Further reading: https://arstechnica.com/civis/viewtopic.php?t=77186
Someone did this using USB floppies. Just because he could.
Further reading: https://arstechnica.com/civis/viewtopic.php?t=77186
The one asking that question there mentions SATA, and receives a reply that SATA to USB does not exist. But SATA to IDE does, and IDE to CF converters do exist too. So, not a stick, but it's still possible to use a hardware RAID controller with solid state storage not being SSDs.
"I always wanted to find 4+ similar USB drives and plug them into my old USB hub and see if I could make a RAID array out of them. Watching IO light up the access LEDs would be fun."
Done it. 3x32GB USB sticks formatted as a ZFS volume on FreeBSD. It was practice on how to do it while waiting for the 4x2TB spinning discs to arrive. USB 2.0 interface and whatever speeds the sticks were. I can't remember how fast it was.
Except for the phones: they get bigger and bigger. And the SIM cards get smaller - go figure....
As lots of people remarked: I also have at least one 64 MB USB stick, several below or around 1 GB, I even have a USB music player with... 128 MB of capacity. Had to resolder the audio connector after a year or less (that reminds me: have to do that to my tablet as well). One of the smaller USB sticks holds my GPG key pair and the revocation files, and is archived at a semi-safe-ish place.
Oh, and to the gal complaining about sewn together blouse and trouser pockets: she-who-will-be-obeyed shares your pain, as do many of my female colleagues (those that do not walk around in the quasi-uniform of outdoor wear - _not_ the Jack Wolfskin skirt, mind you). And I have the same problems with new suits (the jacket, at least). And when I put on that stuff I constantly seem to forget my swiss army knife.
@Joe W - upvote from me. Aye, it's an annoying problem, right enough. Even jeans or trousers that do have actual pockets (ie: not bits of sewing masquerading as pockets but actually non-functional) tend to have pockets so snug that they're only "usable" standing up, or only for small soft items, certainly not hulking great phones.
For a while, I tended to put my phone in one of the upper, buttonable pockets of a shirt/jacket I'd bought, but when that phone died, the only second hand phone with a keyboard I could find that I could afford was too big to fit into that. Now I have to keep the unloved bastard piece of poorly designed technology in my handbag if i want to be sure I won't lose it in my everyday routine. Between stupidly large sizing and stupidly user-unfriendly software, it's almost as if they don't want people to use mobile phones, IMHO. Grrr..

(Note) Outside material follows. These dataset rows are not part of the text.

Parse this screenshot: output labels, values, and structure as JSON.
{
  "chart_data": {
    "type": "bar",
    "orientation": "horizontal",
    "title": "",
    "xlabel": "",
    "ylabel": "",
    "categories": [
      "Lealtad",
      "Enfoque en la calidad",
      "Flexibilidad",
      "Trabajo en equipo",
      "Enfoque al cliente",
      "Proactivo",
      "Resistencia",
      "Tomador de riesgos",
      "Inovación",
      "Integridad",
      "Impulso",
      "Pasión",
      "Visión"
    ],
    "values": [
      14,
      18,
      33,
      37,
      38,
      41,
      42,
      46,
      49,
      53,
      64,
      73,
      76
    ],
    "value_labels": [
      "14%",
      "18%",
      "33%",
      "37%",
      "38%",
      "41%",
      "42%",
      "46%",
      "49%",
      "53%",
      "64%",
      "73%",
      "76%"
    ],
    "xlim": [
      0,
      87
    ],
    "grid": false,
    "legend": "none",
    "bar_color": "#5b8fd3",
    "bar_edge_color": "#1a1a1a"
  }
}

C'mon Mr Dabbs, you need to make this a family affair - if Mrs D can find a suitable nail bar, she can get your next batch of microSDHCs taken out the country safely, on her hands. The nail technician could decorate them beautifully.

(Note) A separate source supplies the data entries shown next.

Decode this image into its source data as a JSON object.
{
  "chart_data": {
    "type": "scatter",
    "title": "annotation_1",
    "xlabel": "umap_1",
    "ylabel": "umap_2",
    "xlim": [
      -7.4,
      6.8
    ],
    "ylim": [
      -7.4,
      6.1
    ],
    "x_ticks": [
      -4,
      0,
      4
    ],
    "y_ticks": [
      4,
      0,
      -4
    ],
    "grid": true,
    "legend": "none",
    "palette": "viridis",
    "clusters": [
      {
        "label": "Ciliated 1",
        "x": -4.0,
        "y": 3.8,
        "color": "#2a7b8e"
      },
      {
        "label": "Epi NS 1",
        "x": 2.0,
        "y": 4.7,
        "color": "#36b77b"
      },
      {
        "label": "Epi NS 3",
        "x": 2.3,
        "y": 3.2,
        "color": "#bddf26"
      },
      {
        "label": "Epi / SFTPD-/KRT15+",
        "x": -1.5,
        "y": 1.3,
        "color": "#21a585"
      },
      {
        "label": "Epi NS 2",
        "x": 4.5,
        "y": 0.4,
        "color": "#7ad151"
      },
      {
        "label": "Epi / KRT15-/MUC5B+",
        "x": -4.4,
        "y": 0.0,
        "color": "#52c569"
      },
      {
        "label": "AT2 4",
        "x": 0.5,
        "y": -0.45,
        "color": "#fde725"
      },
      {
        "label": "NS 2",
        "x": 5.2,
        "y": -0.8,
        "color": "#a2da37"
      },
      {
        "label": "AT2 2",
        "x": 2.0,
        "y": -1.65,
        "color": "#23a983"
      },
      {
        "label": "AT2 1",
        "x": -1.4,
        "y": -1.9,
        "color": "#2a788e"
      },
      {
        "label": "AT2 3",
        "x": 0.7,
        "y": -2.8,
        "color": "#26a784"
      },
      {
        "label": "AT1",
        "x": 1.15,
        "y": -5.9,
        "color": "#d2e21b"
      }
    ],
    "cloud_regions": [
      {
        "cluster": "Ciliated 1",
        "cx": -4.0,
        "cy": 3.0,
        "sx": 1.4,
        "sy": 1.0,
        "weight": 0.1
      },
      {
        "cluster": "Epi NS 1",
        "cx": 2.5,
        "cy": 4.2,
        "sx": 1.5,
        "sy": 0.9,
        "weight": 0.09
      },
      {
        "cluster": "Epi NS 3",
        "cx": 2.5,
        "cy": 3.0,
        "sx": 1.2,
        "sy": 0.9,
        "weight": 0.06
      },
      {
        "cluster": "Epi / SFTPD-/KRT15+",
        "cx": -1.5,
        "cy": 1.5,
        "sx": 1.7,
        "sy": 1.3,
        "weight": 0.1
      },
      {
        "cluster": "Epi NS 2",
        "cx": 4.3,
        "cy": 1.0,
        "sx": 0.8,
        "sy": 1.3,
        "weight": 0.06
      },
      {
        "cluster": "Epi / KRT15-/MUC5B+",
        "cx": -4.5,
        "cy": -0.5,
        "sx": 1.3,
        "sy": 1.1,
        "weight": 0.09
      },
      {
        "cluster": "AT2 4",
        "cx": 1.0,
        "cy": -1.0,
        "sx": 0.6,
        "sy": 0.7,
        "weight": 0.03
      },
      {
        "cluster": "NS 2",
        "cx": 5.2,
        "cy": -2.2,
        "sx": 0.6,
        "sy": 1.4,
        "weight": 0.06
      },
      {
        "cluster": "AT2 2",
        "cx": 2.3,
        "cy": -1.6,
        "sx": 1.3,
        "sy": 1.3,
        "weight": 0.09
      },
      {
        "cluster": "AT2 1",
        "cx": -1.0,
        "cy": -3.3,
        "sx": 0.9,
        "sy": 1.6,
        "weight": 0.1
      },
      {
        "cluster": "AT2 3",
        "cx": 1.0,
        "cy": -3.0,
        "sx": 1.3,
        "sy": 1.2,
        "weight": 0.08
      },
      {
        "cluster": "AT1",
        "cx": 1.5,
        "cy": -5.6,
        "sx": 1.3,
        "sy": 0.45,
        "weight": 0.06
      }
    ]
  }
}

Why, if you can afford it, you could probably get her to carry up to 10Gbs-worth without fear of *cough* intrusive searches - that should be just enough space for a PowerPoint!
Somewhere in the cosmos, he said, along with all the planets inhabited by humanoids, reptiloids, fishoids, walking treeoids and superintelligent shades of the color blue, there was also a planet entirely given over to ballpoint USB Drive life forms. And it was to this planet that unattended ballpoint USB Drives would make their way, slipping away quietly through wormholes in space to a world where they knew they could enjoy a uniquely ballpoint USB Driveoid lifestyle, responding to highly ballpoint USB Drive-oriented stimuli, and generally leading the ballpoint USB Drive equivalent of the good life.
I keep my Galaxy S3 Mini in the left breast pocket of my shirt. It has a curved back and a flat glass screen, so it only fits comfortably one way - with the glass towards my body. The trouble I find is that when someone rings me, and the screen goes live, I often accidentally answer by swiping with my left nipple. Similarly, if an alarm is set and triggers, for the next few minutes, until it goes to sleep again, every involuntary move on my part results in a series of bleats from inside my coat, which gets me some curious looks and smirks from nearby onlookers.